Zbigniew Boniek w rozmowie z Przeglądem Sportowy wypowiedział się na temat krytyki wobec Jerzego Brzęczka.
Reprezentacja Polski przegrała spotkanie z Holandią oraz wygrała starcie z Bośnią i Hercegowiną. Po obu meczach na selekcjonera spadła krytyka. Prezes PZPN, Zbigniew Boniek na początku odniósł się do spotkania przegranego.
– Jestem prezesem PZPN, a rzadko się zdarza, że po dwóch pierwszych spotkaniach sezonu prezesi klubów ekstraklasy odpowiadają na tak postawione pytanie. Widziałem to samo, co wszyscy: trudno było reprezentację zebrać i podjąć jej rywalizację z Holandią. Porażka 0:1 z Pomarańczowymi to żaden wstyd. Nawet dobrze się sprzedaje taki wynik na wyjeździe. Ale już sposób, w jaki przegraliśmy, w ogóle mi się nie podobał. Przeciwnika trzeba respektować, ale nie wolno się bać. Graliśmy zbyt bojaźliwie, byliśmy za mocno wystraszeni, ośmiu-dziewięciu naszych było za piłką. To powodowało, że wielu truchtało, a za mało biegało sprintem, doskakiwało do przeciwnika, walczyło jeden na jednego. Za mało było tego, co lubią kibice.
Następnie były gracz Romy i Juventusu przeszedł do oceny spotkania z Bośniakami. Polacy przegrywali, jednak udało im się odwrócić losy tego meczu.

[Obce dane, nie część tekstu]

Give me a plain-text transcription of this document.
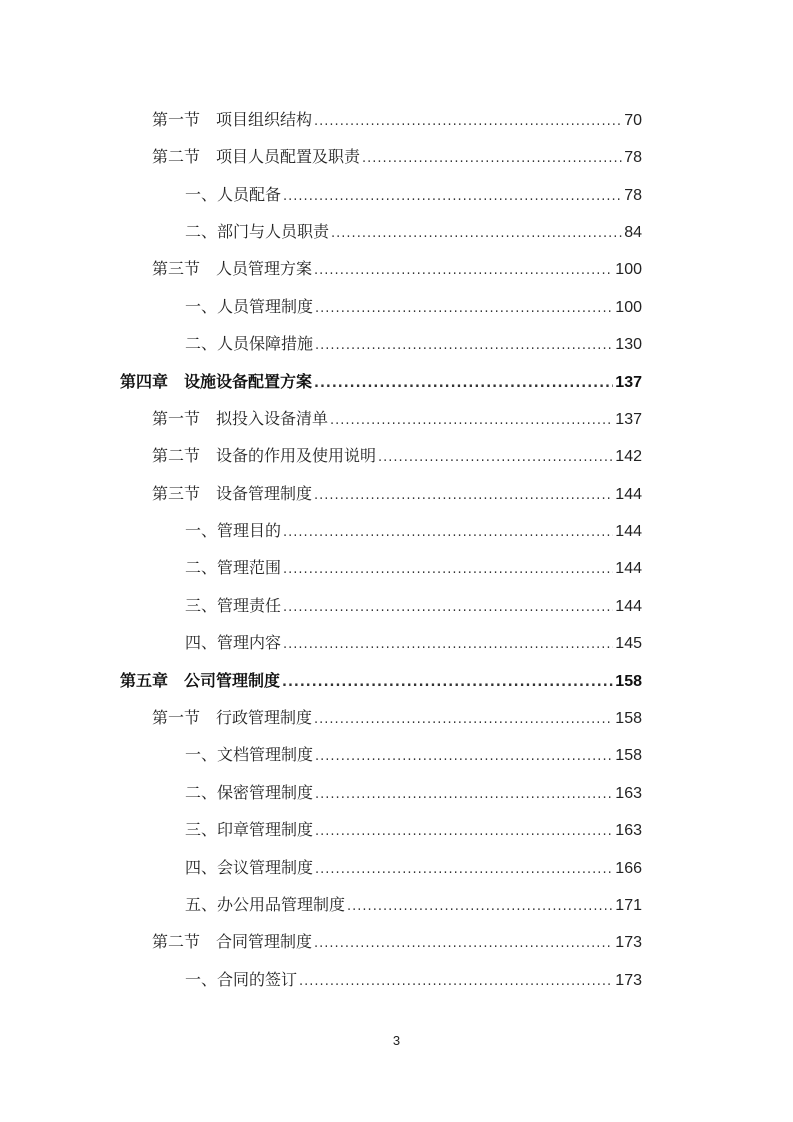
第一节 项目组织结构 .....	70
第二节 项目人员配置及职责 .....	78
一、人员配备 .....	78
二、部门与人员职责 .....	84
第三节 人员管理方案 .....	100
一、人员管理制度 .....	100
二、人员保障措施 .....	130
第四章 设施设备配置方案 .....	137
第一节 拟投入设备清单 .....	137
第二节 设备的作用及使用说明 .....	142
第三节 设备管理制度 .....	144
一、管理目的 .....	144
二、管理范围 .....	144
三、管理责任 .....	144
四、管理内容 .....	145
第五章 公司管理制度 .....	158
第一节 行政管理制度 .....	158
一、文档管理制度 .....	158
二、保密管理制度 .....	163
三、印章管理制度 .....	163
四、会议管理制度 .....	166
五、办公用品管理制度 .....	171
第二节 合同管理制度 .....	173
一、合同的签订 .....	173
3
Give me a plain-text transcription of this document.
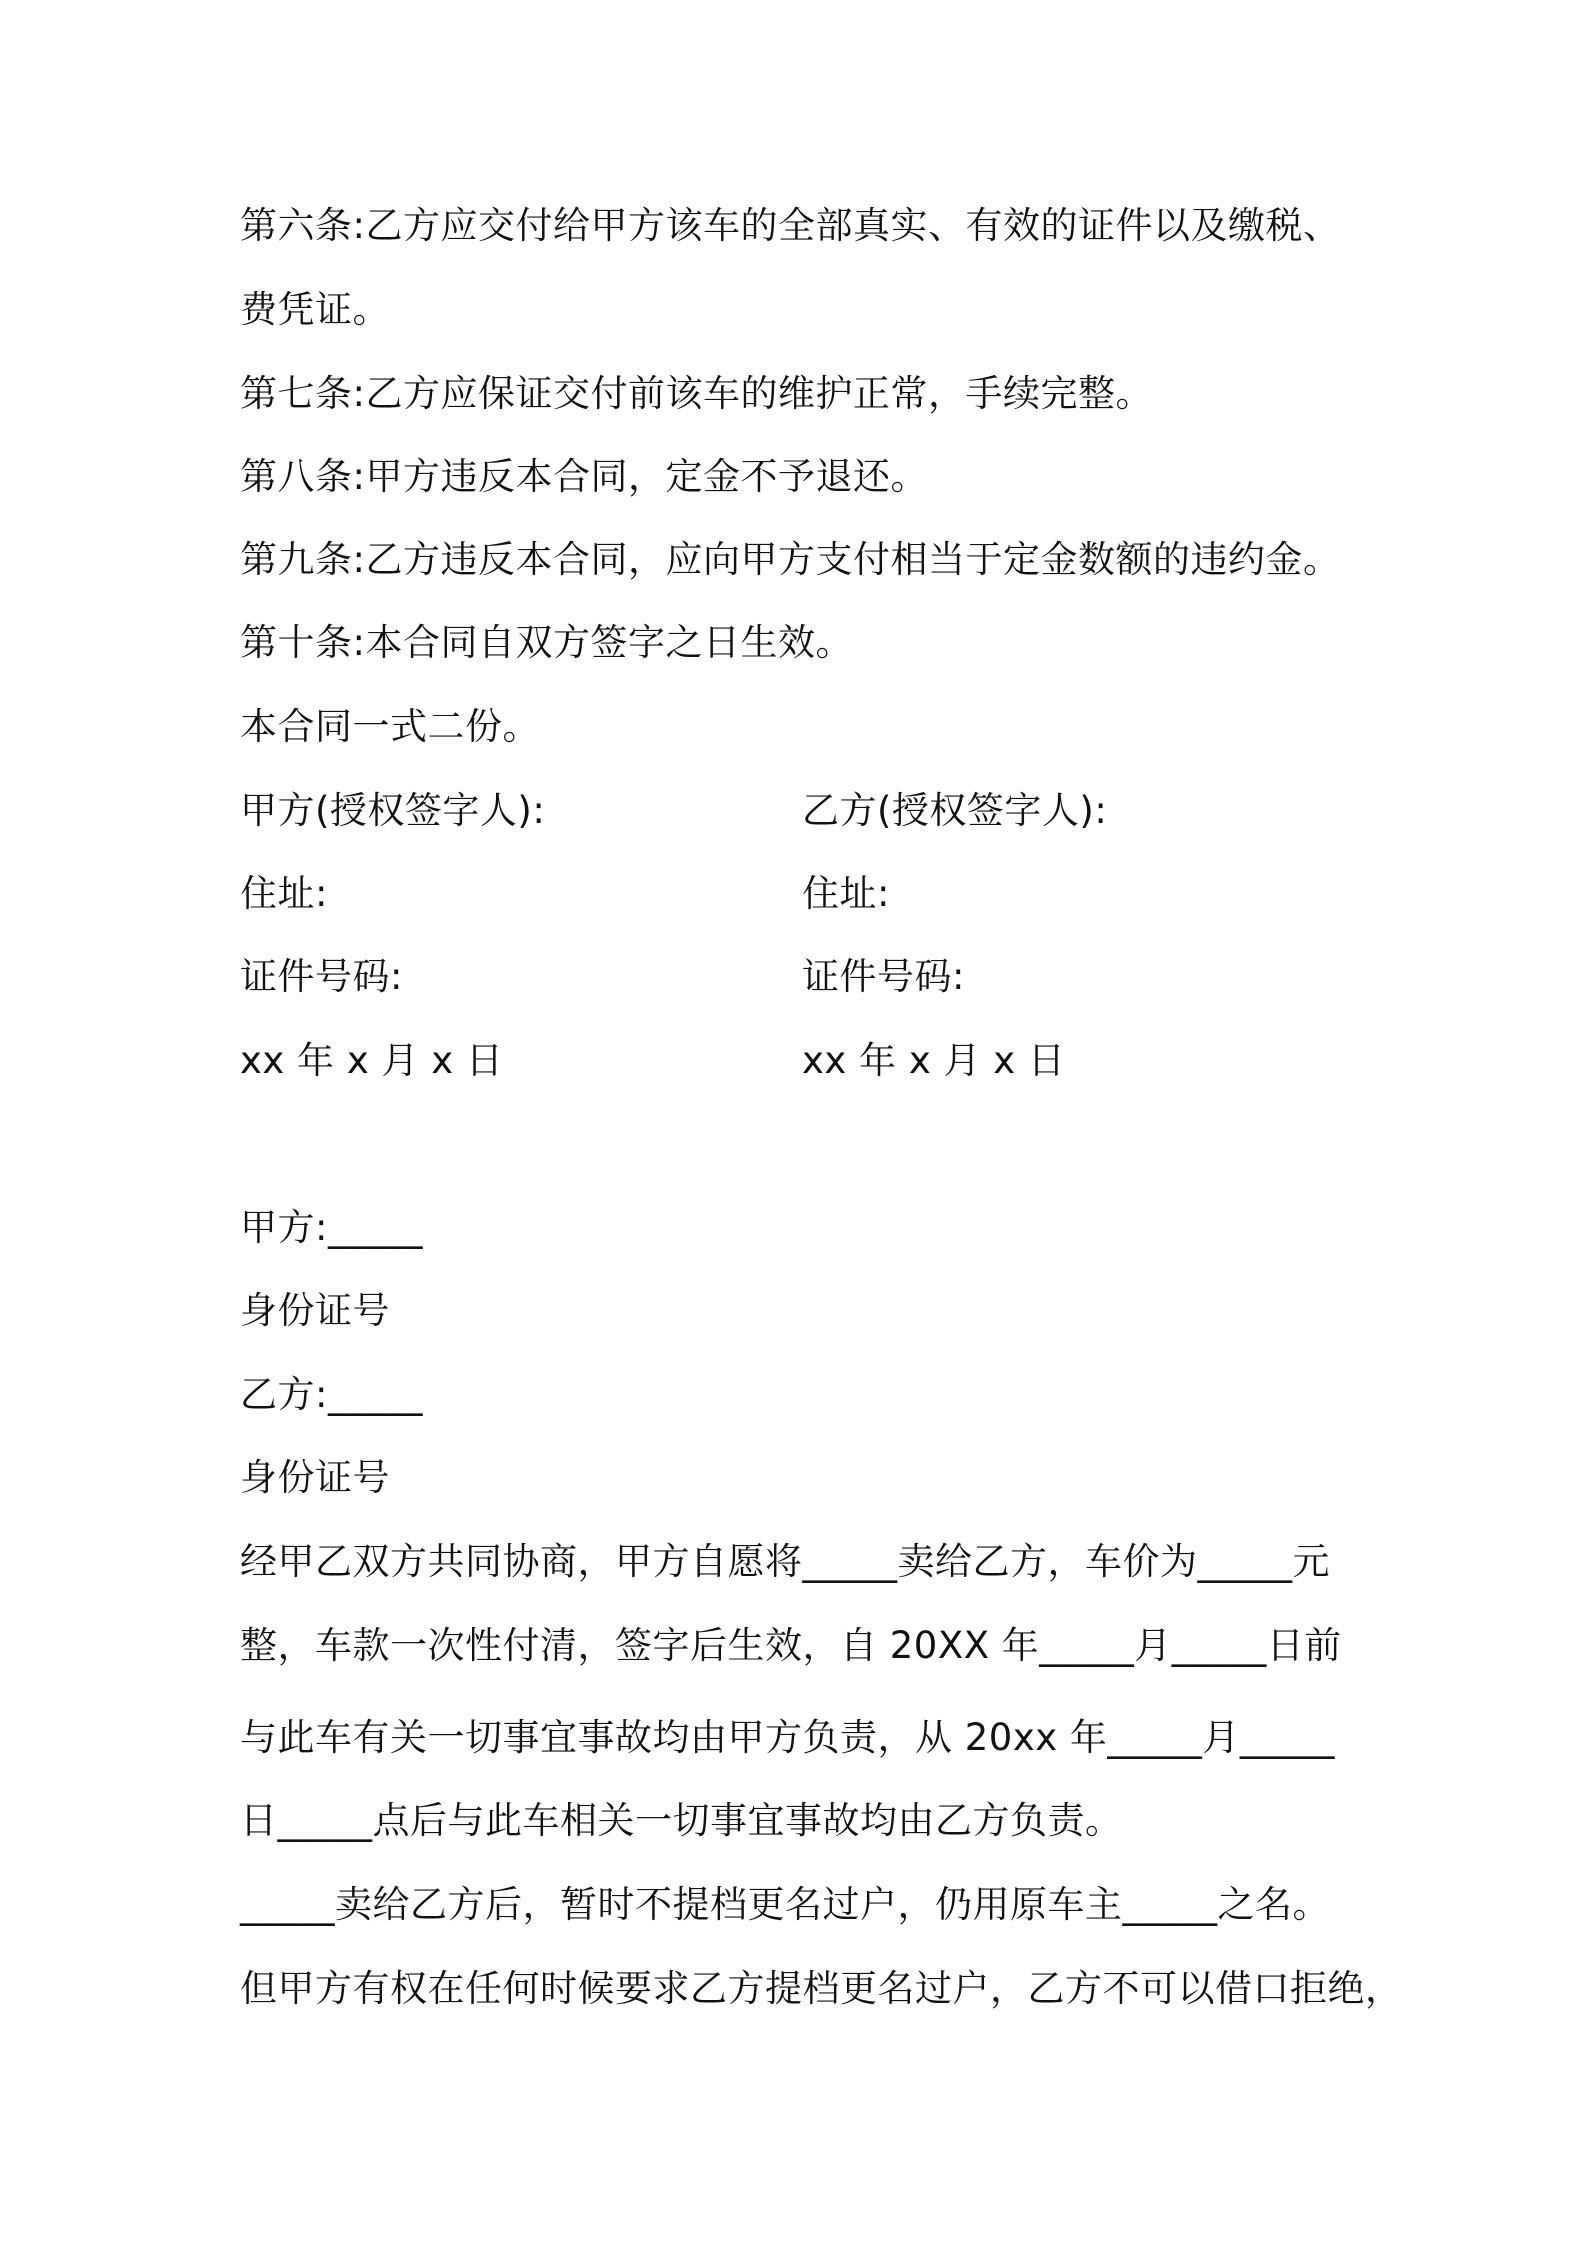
第六条:乙方应交付给甲方该车的全部真实、有效的证件以及缴税、
费凭证。
第七条:乙方应保证交付前该车的维护正常，手续完整。
第八条:甲方违反本合同，定金不予退还。
第九条:乙方违反本合同，应向甲方支付相当于定金数额的违约金。
第十条:本合同自双方签字之日生效。
本合同一式二份。
甲方(授权签字人):	乙方(授权签字人):
住址:	住址:
证件号码:	证件号码:
xx 年 x 月 x 日	xx 年 x 月 x 日
甲方:_____
身份证号
乙方:_____
身份证号
经甲乙双方共同协商，甲方自愿将_____卖给乙方，车价为_____元
整，车款一次性付清，签字后生效，自 20XX 年_____月_____日前
与此车有关一切事宜事故均由甲方负责，从 20xx 年_____月_____
日_____点后与此车相关一切事宜事故均由乙方负责。
_____卖给乙方后，暂时不提档更名过户，仍用原车主_____之名。
但甲方有权在任何时候要求乙方提档更名过户，乙方不可以借口拒绝，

– Gdyby sędzia nie obudził nas rzutem karnym, nie wiem, czy byśmy nie spali do końca… Do straty bramki graliśmy słabo, potem była niezła godzina, mogliśmy zdobyć trzy, cztery bramki. Po spotkaniu obie drużyny słaniały się ze zmęczenia. Granie co trzy dni na tym etapie przygotowań było problemem dla wszystkich. W przerwie dwóch czy trzech naszych graczy chciało zmian. To trochę zburzyło koncepcję selekcjonera, który zdejmował i wpuszczał nie do końca tych zawodników, których planował. Wszyscy mówią, że Bośnia grała rezerwowym składem, ale przecież my też. U nich brakowało trzech graczy, u nas Roberta Lewandowskiego, który liczy się za trzech… Nie zapomnijmy o jednej kwestii: Bośnia to nie jest byle jaka drużyna, jak niektórzy ją oceniają. Trzy dni wcześniej zremisowała z Włochami na ich boisku, do meczu z nami była niepokonana w Lidze Narodów, w poprzedniej edycji wygrała Dywizję B.
Później Boniek ocenił pracę Jerzego Brzęczka oraz stwierdził, że selekcjoner wypełnił powierzone mu zadania.

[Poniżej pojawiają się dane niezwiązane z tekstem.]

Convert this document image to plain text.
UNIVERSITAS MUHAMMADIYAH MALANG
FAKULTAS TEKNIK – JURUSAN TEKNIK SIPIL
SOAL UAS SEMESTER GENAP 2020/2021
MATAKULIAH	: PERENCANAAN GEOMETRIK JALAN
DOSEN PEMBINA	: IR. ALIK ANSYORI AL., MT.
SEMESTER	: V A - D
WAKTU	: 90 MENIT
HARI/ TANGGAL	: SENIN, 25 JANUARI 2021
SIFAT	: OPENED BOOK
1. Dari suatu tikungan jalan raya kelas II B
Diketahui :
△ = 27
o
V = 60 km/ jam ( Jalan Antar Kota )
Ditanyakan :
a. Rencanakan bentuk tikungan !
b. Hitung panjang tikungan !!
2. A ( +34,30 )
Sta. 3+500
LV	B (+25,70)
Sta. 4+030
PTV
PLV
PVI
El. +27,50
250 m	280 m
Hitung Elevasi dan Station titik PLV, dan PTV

– Można i trzeba krytykować, ale kiedy Jurek został selekcjonerem, postawiłem przed nim kilka zadań. Objął drużynę w trudnym momencie – rozbitą po nieudanych MŚ. To już prawie nie był zespół, miał ogromne kłopoty. A trzeba było to od razu poskładać i zmobilizować się na Ligę Narodów, zaraz zaczynały się eliminacje do ME. Zadania, które wyznaczyliśmy, czyli także wprowadzanie młodych graczy, wypełnił. Na Euro jedziemy. Zgadzam się, że styl, w którym to zrobił, powinien być lepszy. Na razie możemy narzekać na styl, ale każde postawione zadanie Jurek wykonał – zakończył.
Następne zgrupowanie reprezentacji Polski odbędzie się w październiku. Wówczas zagramy z Włochami (11.10 o 20:45) oraz Bośnią i Hercegowiną (14.10 o tej samej porze co z Italią). Oba spotkania Polacy zagrają u siebie.